Grief… We tend to shy away from any mention of grief, we don’t know how to handle a grieving person, we don’t know what to say, how to act, how to comfort them or how to love them while they are grieving. So we just don’t talk about it much…
Everyone handles grief differently, some of us go through the steps of grief quickly well others only go through a step at a time, and each step can take years to overcome… I happen to be dealing with my grief a whole other way…
I focus on something in my life and I throw myself into it, heart, mind, soul and body. Every piece of me I give away. It’s not healthy, I know. But if I don’t focus on something and give it my all I’ll remember, and the memories are all to painful.
Finding the balance is hard…
These past few weeks the memories hit, it all started when I was listening to the radio and a One Direction song came on.
Back story time * I used to be a huge One Direction fan and my Dad knew that, there was one night when he woke me up (in the middle of the night) just so we could listen to their new music that he downloaded for me. 🙂
When the song came on the radio I remember the way he was so excited that he was able to get their new music for me! It was one of the sweetest things any one has ever done for me, because he didn’t just put up with my stupid teenage fangirling, but he supported me and encouraged me in it. (Can anyone say BEST DAD EVER!!)
I remember watching the Northern Lights together, taking drives, laughing at his silly stories, and listening to his rock music (didn’t really care for Nickleback much back then but now their music holds a special place in my heart when I think of him dancing to their music. :).

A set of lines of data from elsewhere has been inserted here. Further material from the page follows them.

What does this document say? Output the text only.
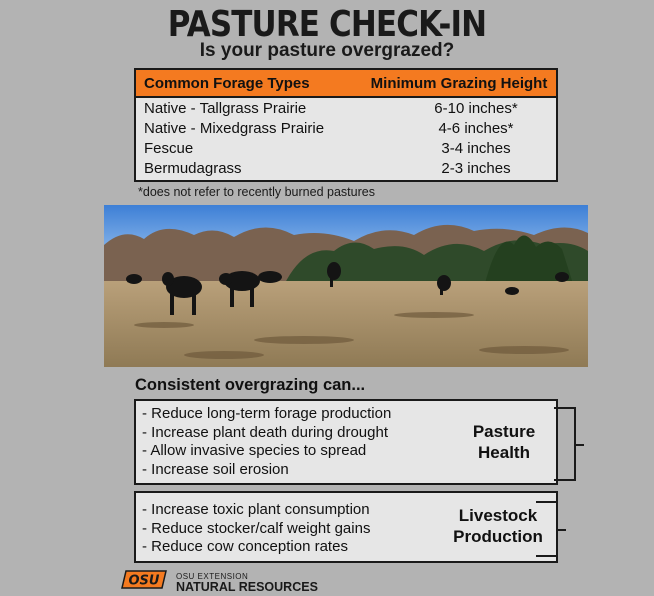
PASTURE CHECK-IN
Is your pasture overgrazed?
Common Forage Types	Minimum Grazing Height
Native - Tallgrass Prairie	6-10 inches*
Native - Mixedgrass Prairie	4-6 inches*
Fescue	3-4 inches
Bermudagrass	2-3 inches
*does not refer to recently burned pastures
Consistent overgrazing can...
- Reduce long-term forage production
- Increase plant death during drought
- Allow invasive species to spread
- Increase soil erosion
Pasture
Health
- Increase toxic plant consumption
- Reduce stocker/calf weight gains
- Reduce cow conception rates
Livestock
Production
OSU OSU EXTENSION
NATURAL RESOURCES
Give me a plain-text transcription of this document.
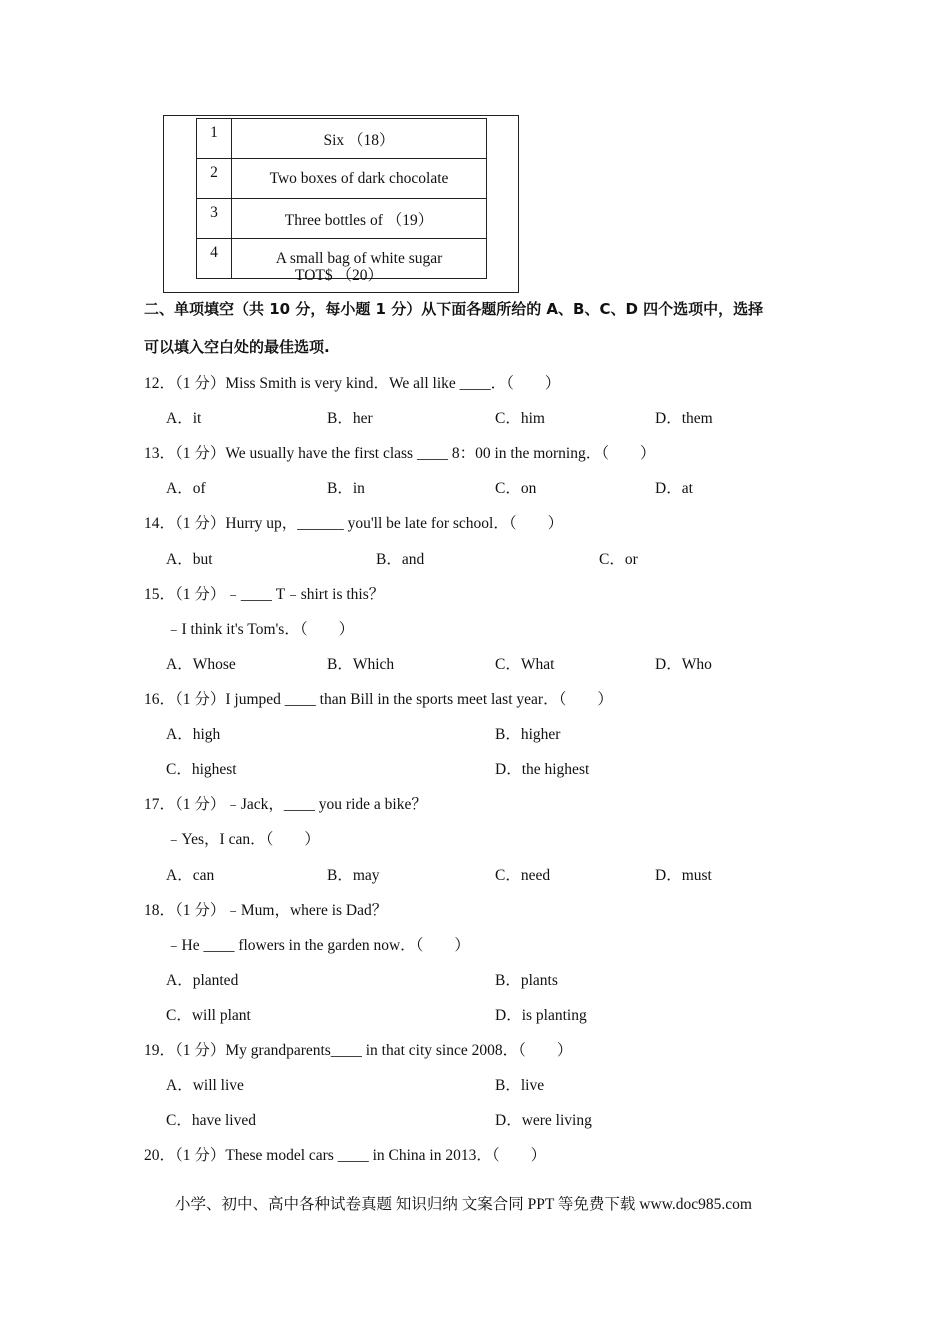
1	Six （18）
2	Two boxes of dark chocolate
3	Three bottles of （19）
4	A small bag of white sugar
TOT$ （20）
二、单项填空（共 10 分，每小题 1 分）从下面各题所给的 A、B、C、D 四个选项中，选择
可以填入空白处的最佳选项.
12．（1 分）Miss Smith is very kind．We all like ____．（　　）
A．it	B．her	C．him	D．them
13．（1 分）We usually have the first class ____ 8：00 in the morning．（　　）
A．of	B．in	C．on	D．at
14．（1 分）Hurry up，______ you'll be late for school．（　　）
A．but	B．and	C．or
15．（1 分）﹣____ T﹣shirt is this？
﹣I think it's Tom's．（　　）
A．Whose	B．Which	C．What	D．Who
16．（1 分）I jumped ____ than Bill in the sports meet last year．（　　）
A．high	B．higher
C．highest	D．the highest
17．（1 分）﹣Jack，____ you ride a bike？
﹣Yes，I can．（　　）
A．can	B．may	C．need	D．must
18．（1 分）﹣Mum，where is Dad？
﹣He ____ flowers in the garden now．（　　）
A．planted	B．plants
C．will plant	D．is planting
19．（1 分）My grandparents____ in that city since 2008．（　　）
A．will live	B．live
C．have lived	D．were living
20．（1 分）These model cars ____ in China in 2013．（　　）
小学、初中、高中各种试卷真题 知识归纳 文案合同 PPT 等免费下载 www.doc985.com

I regret so much, I regret that I didn’t dance with him more, that I didn’t tell him I loved him the day he died, or that I didn’t open up more with him.
Yesterday I was so emotionally drained from fighting the memories, fighting the pain that I laid in bed until late afternoon and just cried… Memories flooded me! It was like I was dreaming, a dream of memories. I felt so raw and open. But as painful as it was I feel blessed…
I feel blessed that the Lord knows exactly what I need and when I need it. I was forgetting my Dad, what he taught me, the sound of his voice, or how it felt to hold his hand.
I feel vulnerable, like if you touch me I might break down in sobs. The memories are fresh in my mind, like they happened yesterday. That feeling will pass in time and then I’ll start to forget and will be in need of a reminder from the Lord.
For now I will remain thankful for the Lord, for reminding me of the gift of memories, and for showing me to ask for help more often when I’m struggling. ❤
If any of you are grieving in any way I’d love to meet for coffee and be a listening ear!
“I consider that our present sufferings are not worth comparing with the glory that will be revealed in us.”